Tabii Kılıçdaroğlu, Twitter hesabından yaptığı paylaşımla bu çelişkiyi yüzüne vurma fırsatını kaçırmadı: “İsrail’le ilişkilerimiz başkadır, Kudüs davamız başkadır, demişsin Erdoğan. Sen de hep başka başka. Kaşıkçı cinayeti başka. Rahip Brunson başka. Mavi Marmara şehitleri başka. Dünden beri sığınmacılar da bir başka. Ahlâk anlayışı bambaşka!”
Dün, en azından 2009’da Davos’ta İsrail Cumhurbaşkanı'na karşı yaptığı “One Minute” çıkışından sonraki 12 yıl boyunca, İsrail’i her türlü kötülüğün başı ve arkasındaki “Şeytani güç” olarak suçlayan Erdoğan, geldiği “başka noktada” yapabildiklerini itiraf etmek zorunda kaldı: “Filistin Devlet Başkanı, BM Genel Sekreteri, Ürdün Kralı ve İsrail Cumhurbaşkanı ile yaptığım telefon görüşmelerinde bu konudaki tavrımızı kendilerine ifade ettik. Temennimiz şu mübarek günlerde Kudüs'te yaşanan zulmün son bulmasıdır!”
Tabii burada “temenni”nin “Kudüs’te (Mescidi Aksa’da) olanlar” ve “mübarek ramazan günlerinde yaşan zulümle” sınırlanması bir soruyu da gündeme getiriyor: Yoksa artık Erdoğan, Filistin’de iki aydır süren İsrail saldırılarını, “İsrail’in içişleri olduğu için karışılmaması gereken bir durum” olarak mı görüyor? Ki iki aydır sürdürülen sessizlik bu soruyu daha da büyütüyor.

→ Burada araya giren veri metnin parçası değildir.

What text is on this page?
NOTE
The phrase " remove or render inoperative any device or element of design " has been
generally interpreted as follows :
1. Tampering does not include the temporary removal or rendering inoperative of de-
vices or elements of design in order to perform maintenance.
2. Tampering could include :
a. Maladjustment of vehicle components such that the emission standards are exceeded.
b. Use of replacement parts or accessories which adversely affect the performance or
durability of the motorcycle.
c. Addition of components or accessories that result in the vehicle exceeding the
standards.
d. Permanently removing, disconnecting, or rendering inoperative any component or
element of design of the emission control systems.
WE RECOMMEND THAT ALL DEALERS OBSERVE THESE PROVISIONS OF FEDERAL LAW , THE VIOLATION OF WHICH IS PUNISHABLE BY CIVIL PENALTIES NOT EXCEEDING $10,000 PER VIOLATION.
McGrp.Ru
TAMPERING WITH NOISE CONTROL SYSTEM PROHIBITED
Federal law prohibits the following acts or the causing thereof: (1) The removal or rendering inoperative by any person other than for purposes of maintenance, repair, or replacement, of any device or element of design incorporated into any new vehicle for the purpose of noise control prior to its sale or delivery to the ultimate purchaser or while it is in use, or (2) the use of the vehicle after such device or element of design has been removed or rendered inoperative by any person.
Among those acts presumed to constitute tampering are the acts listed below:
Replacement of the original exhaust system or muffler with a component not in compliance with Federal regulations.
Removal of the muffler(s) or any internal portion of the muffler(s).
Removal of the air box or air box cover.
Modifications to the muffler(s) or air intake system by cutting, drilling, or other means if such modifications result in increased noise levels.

BÖLGE GERİCİLİKLERİ ADIM ADIM "YÜZYILIN ANLAŞMASI" ETRAFINDA BİRLEŞİYOR
Bu köşenin ve Evrensel’in sürekli okurları, bu köşede ve Evrensel’de Erdoğan ve partisinin dünkü hamasetle süslenmiş İslâmist siyasetinin en sert biçimde eleştirildiğini biliyorlar. Son birkaç ayda açıkça ortaya çıkan ve İsrail-Türkiye ilişkilerinin “normalleştirilmesi”nin normal olduğu da çeşitli vesilelerle yazıldı. Ancak bu son tutumun da bölge barışının, dolayısıyla Filistin sorununun çözümünde ileriye doğru bir adımı değil ABD ve batı emperyalizminin bölge stratejisine uyum sağlamasının adımı olması bakımından da eleştirildiğini okurlarımız biliyorlar.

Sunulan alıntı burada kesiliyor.